Introduction:
In 2001 the Agile Manifesto introduced a new paradigm in software development. Iterative Agile and Agile-like development have been widely adopted and have become a subject of interest for both the business and academic communities with dedicated conferences and an Alliance of practitioners. But is 8 year old technology a fad or is it a sustainable business practice? Does Agile maximise return on investment? Two scenarios of a are presented to investigate.
Scenario 1: Maximising Revenue.
Consider two projects on a backlog. Project A will result in an increase in revenues of £5000 per month, Project B will result in an increase of £1000 per month. As both are revenue generating both have been marked as critical. Both are identical in terms of the estimated amount of effort required to develop and test each project which equals total effort available for each of the coming development iterations. A decision must be made as to which project is completed first.
Whether this information is made available to the team seems to be related to the development type used. Scrum prioritises by both business value and development effort. Extreme Programming on the other hand will group both projects as being critical, information as to how critical is not suggested for use at iteration planning.
Scenario 2: Minimising Costs.
Consider two projects C and D that are identical in the return on investment and in the total estimate of effort required for completion. The team available consists of two developers and two testers. Project C is development intensive; two developers and two testers are required for it's completion. Project D has requires less development effort but more testing effort so that one developer is needed to code full time and the remaining team members will be required to plan and test. Again, a decision is required as to which of the two projects is to be attempted in the next iteration.
To decide which project should be prioritised, ceteris paribus, the costs must be considered. In particular since the salaries paid to complete either project will be the same, the opportunity cost is important. Currently the average annual salary for a tester in the UK is
£35,000 and the average salary for Java Developer is
£47,000. For a one month iteration the opportunity cost of using a developer to test software is £1,000.
Conclusion and discussion.
From the above scenarios it can be seen that Agile does not in all situations maximise revenues and minimise costs for each iteration and, by extension, each software release. Since profit equals revenues minus costs, it is clear that Agile does not ensure maximum profit.

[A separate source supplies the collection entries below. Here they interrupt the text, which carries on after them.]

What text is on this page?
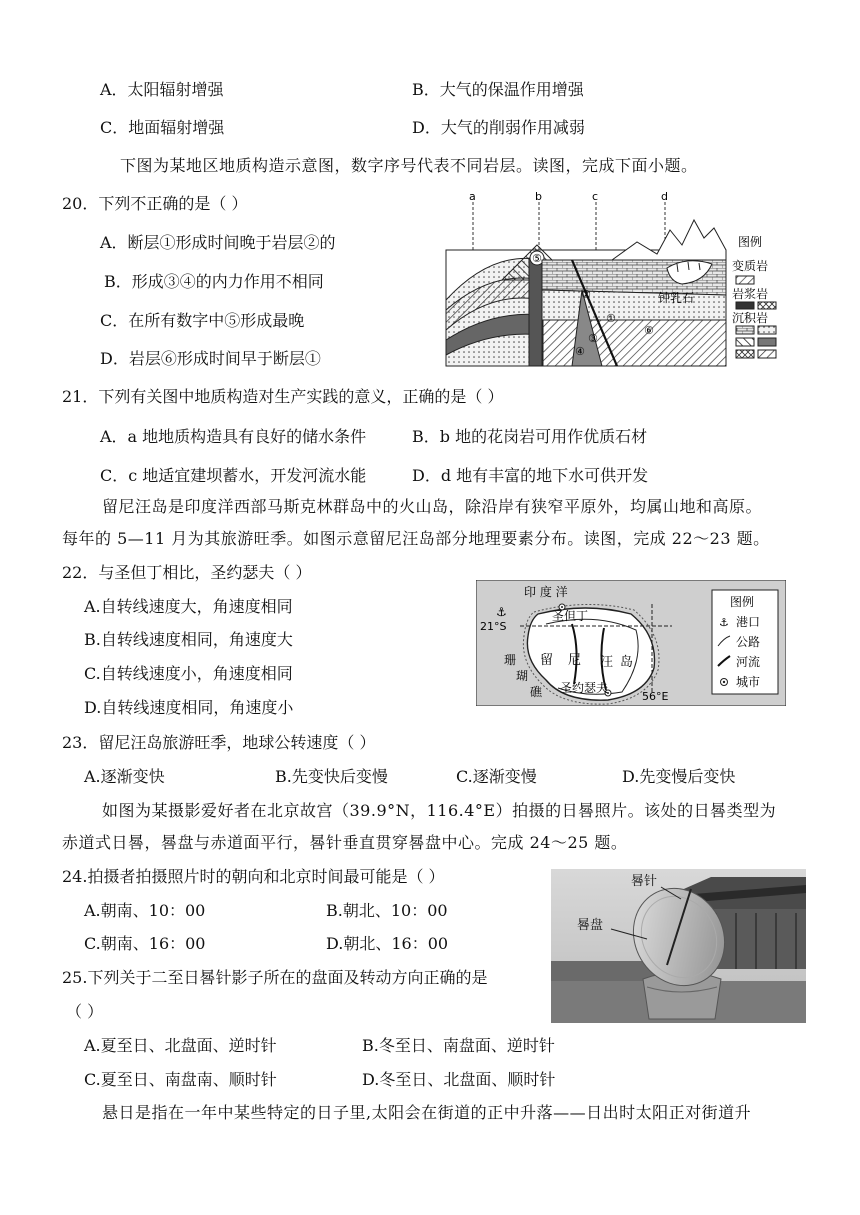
A．太阳辐射增强	B．大气的保温作用增强
C．地面辐射增强	D．大气的削弱作用减弱
下图为某地区地质构造示意图，数字序号代表不同岩层。读图，完成下面小题。
20．下列不正确的是（ ）
A．断层①形成时间晚于岩层②的
B．形成③④的内力作用不相同
C．在所有数字中⑤形成最晚
D．岩层⑥形成时间早于断层①
a	b	c	d
⑤
②
①
③
④
⑥
钟乳石
图例
变质岩
岩浆岩
沉积岩
21．下列有关图中地质构造对生产实践的意义，正确的是（ ）
A．a 地地质构造具有良好的储水条件	B．b 地的花岗岩可用作优质石材
C．c 地适宜建坝蓄水，开发河流水能	D．d 地有丰富的地下水可供开发
留尼汪岛是印度洋西部马斯克林群岛中的火山岛，除沿岸有狭窄平原外，均属山地和高原。
每年的 5—11 月为其旅游旺季。如图示意留尼汪岛部分地理要素分布。读图，完成 22～23 题。
22．与圣但丁相比，圣约瑟夫（ ）
A.自转线速度大，角速度相同
B.自转线速度相同，角速度大
C.自转线速度小，角速度相同
D.自转线速度相同，角速度小
印 度 洋
21°S
56°E
圣但丁
圣约瑟夫
⚓
留 尼 汪 岛
珊
瑚
礁
图例
⚓ 港口
公路
河流
城市
23．留尼汪岛旅游旺季，地球公转速度（ ）
A.逐渐变快	B.先变快后变慢	C.逐渐变慢	D.先变慢后变快
如图为某摄影爱好者在北京故宫（39.9°N，116.4°E）拍摄的日晷照片。该处的日晷类型为
赤道式日晷，晷盘与赤道面平行，晷针垂直贯穿晷盘中心。完成 24～25 题。
24.拍摄者拍摄照片时的朝向和北京时间最可能是（ ）
A.朝南、10：00	B.朝北、10：00
C.朝南、16：00	D.朝北、16：00
晷针
晷盘
25.下列关于二至日晷针影子所在的盘面及转动方向正确的是
（ ）
A.夏至日、北盘面、逆时针	B.冬至日、南盘面、逆时针
C.夏至日、南盘南、顺时针	D.冬至日、北盘面、顺时针
悬日是指在一年中某些特定的日子里,太阳会在街道的正中升落——日出时太阳正对街道升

But should the decision of which project should be completed when really matter? After all, as long as the critical projects are completed in a given release and the resources available are utilised should the order of completion and the team structure make a difference? The answer can be resolved by combining scenarios 1 and 2.
Consider two competing companies, Alpha and Omega, each have only one project in the current release. Company Alpha is in the fortunate position to have a project with the characteristics of A and C; that is their team will be operating at full capacity to produce high revenue generating software. Omega has a project that is a combination of projects B and D; the staff are overpaid compared to what they are capable of producing and the resulting software is worth less than Alpha's. After just one month Alpha is £6,000 richer than it's competitor. This gives an advantage that can be re-invested in the company. If Omega continues with sub-optimal strategies then it's long term survival is less than certain - project choices really do matter.
It can be said that Agile can lead to clumsy decisions.
Suggestions for future work.
A theoretical framework based on simple economics has been here presented. In real life applications projects are less likely to satisfy the "ceteris paribus" condition as they will differ on several variables such as complexity, risk, cost and return. How decisions can be optimised could be an interesting area of study.
Furthermore, project teams influence project selection. Group dynamics including majority and minority influence should be studied.
Lastly, experiments could be conducted to investigate the combination of superior project assessment tools such as Net Present Value (NPV) over the simple payback rule assumed throughout this report.